The town does plan on continuing with long-range plans that don’t necessarily impact the annual cash flow, provided it doesn’t substantially add to the current level of debt service. Those include paving and improvements to the water and sewer departments.
“The one thing that is critical, along with public safety, is to stay on track with the long term plans we put in place. The major projects we planned are going to continue to go forward,” Mahan said. “We don’t want to go backwards.”

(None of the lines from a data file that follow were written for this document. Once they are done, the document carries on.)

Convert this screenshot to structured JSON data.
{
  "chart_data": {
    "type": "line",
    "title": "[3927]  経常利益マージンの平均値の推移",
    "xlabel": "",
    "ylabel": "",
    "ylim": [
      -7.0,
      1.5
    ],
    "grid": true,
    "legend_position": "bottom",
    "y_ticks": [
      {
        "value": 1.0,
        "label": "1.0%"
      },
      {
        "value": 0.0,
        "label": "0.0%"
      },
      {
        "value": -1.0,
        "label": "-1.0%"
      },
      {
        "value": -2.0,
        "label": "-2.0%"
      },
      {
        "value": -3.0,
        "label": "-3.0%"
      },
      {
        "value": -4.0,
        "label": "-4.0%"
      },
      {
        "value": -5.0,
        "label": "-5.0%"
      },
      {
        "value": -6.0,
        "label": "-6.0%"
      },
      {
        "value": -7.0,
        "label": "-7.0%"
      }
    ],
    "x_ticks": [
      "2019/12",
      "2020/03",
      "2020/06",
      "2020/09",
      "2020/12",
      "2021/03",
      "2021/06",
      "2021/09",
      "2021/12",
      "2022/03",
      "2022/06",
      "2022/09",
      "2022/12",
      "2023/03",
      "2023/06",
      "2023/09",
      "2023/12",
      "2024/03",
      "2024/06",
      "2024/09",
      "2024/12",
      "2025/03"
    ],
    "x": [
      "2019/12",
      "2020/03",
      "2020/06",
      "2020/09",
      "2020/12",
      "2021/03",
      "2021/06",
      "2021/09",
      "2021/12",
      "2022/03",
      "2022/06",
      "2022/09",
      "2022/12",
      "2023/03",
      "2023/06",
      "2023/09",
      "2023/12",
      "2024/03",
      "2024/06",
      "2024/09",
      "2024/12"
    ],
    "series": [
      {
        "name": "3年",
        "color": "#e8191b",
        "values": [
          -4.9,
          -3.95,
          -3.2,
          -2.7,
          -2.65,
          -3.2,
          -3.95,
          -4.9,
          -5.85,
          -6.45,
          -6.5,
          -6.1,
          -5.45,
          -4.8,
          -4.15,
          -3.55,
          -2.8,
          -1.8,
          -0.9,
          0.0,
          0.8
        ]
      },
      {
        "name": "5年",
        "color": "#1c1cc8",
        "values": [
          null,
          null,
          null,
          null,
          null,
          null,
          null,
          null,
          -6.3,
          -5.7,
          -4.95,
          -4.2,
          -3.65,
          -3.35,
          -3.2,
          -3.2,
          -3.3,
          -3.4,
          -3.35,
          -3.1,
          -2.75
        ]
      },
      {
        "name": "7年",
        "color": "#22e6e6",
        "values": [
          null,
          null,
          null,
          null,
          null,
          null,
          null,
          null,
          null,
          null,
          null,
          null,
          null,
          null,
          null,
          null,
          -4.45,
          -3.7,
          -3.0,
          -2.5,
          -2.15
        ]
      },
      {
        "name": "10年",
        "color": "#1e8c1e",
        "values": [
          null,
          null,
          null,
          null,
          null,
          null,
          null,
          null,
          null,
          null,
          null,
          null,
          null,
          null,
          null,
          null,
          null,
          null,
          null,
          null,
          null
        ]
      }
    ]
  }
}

The projected budget for other departments include:
- Justice Court dropped from $907,920 to 881,645
- Comptroller dropped from $534,111 to $529,095
- Assessor will decrease to $591,023 from $600,038
- Town Clerk will decrease to $314,843 to $329,469
- Building and shared services to $699,487 from $727,652
- Culture and Recreation, an umbrella department that includes the Pruyn House, senior services, the Crossings, youth programs, parks and recreation and the golf course from $4.2 million to $4 million.
Colonie, like other municiaplities, are still holding out hope for some federal aid to help fill the holes created by COVID-19.
“I have not given up hope,” Mahan said. “We really need it and all municipalities need it across the country. It hasn’t arrived and I haven’t heard anything different but I am holding out hope.”
The Town Board will hold a public hearing on the budget at its regularly scheduled meeting on Nov. 5 and it must be approved not later than Nov. 20.